Following the incorporation of Limbu territory into the Gorkhali kingdom—formalized
through the Nūn-Pānī Sandhi of 1774 negotiated between Gorkha
and Limbu chiefs (hangs)—some Limbu factions continued to
resist the Gorkhalis (Warner 2021: para. 6). The
reference to some turmoil or violent conflict (hālahula) in which
the addressed rāīs fled to foreign lands likely pertains to the
Sino-Gorkha War (1791–92), during which some Limbus fought for the Gorkhalis, while
others allied with Chinese and Tibetan forces (ibid.: para. 7).
The present document is a much later copy transcribed into a modern paper
notebook.
Notes
1. The number in the margin was likely added for archival purposes
and is not used in the main body of the text.
[⇑] 2. From the date of the document, the
issuing king must have been Raṇabahādura Śāha (r. 1777–1799)
[⇑] 3. The document writes "
rāīrāī", a doubling that is
likely meant as a plural.

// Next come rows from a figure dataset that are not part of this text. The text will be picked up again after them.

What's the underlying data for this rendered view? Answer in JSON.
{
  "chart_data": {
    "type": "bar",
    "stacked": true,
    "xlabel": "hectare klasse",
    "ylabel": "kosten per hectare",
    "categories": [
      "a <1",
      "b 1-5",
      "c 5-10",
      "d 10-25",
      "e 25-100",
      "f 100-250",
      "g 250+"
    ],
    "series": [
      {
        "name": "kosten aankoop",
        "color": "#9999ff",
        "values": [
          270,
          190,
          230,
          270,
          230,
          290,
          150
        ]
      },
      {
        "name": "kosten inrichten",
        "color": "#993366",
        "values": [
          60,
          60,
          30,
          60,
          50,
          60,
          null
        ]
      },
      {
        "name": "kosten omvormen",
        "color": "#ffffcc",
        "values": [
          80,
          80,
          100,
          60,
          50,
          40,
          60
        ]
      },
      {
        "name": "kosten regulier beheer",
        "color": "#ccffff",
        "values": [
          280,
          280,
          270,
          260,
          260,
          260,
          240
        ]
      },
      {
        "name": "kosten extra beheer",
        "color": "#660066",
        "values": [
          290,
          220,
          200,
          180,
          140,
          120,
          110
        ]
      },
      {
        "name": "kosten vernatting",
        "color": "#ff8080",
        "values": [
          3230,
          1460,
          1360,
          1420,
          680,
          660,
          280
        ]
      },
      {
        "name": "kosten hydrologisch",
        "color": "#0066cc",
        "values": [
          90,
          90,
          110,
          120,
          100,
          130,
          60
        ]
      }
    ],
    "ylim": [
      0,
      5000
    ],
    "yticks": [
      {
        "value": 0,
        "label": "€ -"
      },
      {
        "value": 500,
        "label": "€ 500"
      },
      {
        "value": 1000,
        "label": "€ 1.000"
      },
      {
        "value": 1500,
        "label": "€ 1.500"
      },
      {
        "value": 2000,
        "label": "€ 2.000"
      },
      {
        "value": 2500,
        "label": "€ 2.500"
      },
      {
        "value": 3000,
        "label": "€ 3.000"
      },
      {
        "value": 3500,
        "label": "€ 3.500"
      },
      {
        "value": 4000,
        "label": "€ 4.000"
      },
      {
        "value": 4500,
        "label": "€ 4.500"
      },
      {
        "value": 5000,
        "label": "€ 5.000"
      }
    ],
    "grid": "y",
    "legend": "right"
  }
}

Based on the document's content the translation assumes
that it addresses several individuals with
rāī titles who were
descendants of Ñũsehāṅ Rāī.
[⇑] 4. The terms used are
chita and
khuna; while
chita most probably pertains
to illicit sexual relations (cf.
khatchita,
Gaborieau 1977: 253 n. 59, referencing
Turner 1931 s.v.
chitāhari "one who has committed
incest"),
khuna can refer to offences more broadly (cf.
NBŚ 2075 has
doṣ, i.e. offence, sin,
crime, as a synonym of
khuna).
[⇑] 5. The
pichāhi levy is attested in the context of
western Nepal (Kumaon and Bheri-Mahakali; see linked glossary entry), where, among
other instances, it is recorded as a tax levied in newly conquered territories.
Although this region is geographically distant, such a levy could conceivably also
have applied to Pallo Kirāta as a newly conquered area.
[⇑] 6. Part of the text—
vāji milo—remains unclear. The
passage enumerates several nouns:
khet,
aputālī,
gāũ,
ghaḍeri.
Aputālī, from Skt.
a-putra ("sonless"), in Nepalese law denotes
property—especially land—that passes to the king upon the death of a person
without a male heir (
Fezas 1986: 164–165).
Milo could plausibly be a nominalization of
milnu ("to meet, agree"), hence translatable as "agreement"
or "consensus."
Vāji, which can mean "turns" or "times" (
NBŚ 2022: s.v.
bāji), here might be a
misspelling of
vājbi, "appropriate" (Turner 1931: s.v.
vājbi). Read together with
aputālī, this
would yield the conjectural sense of "[their own] appropriate consensus
[regarding]
aputālī."
[⇑] 7. It is unusual for the
tithi to be
recorded as the 30th, as lunar months are normally divided into two fortnights of
15
tithis each (bright
śukla and dark
kṛṣṇa pakṣa). Here, it likely stands for the 15th
tithi of the dark fortnight, consistent with the recorded
6th day of the week, corresponding to Friday, 11 December 1795 CE.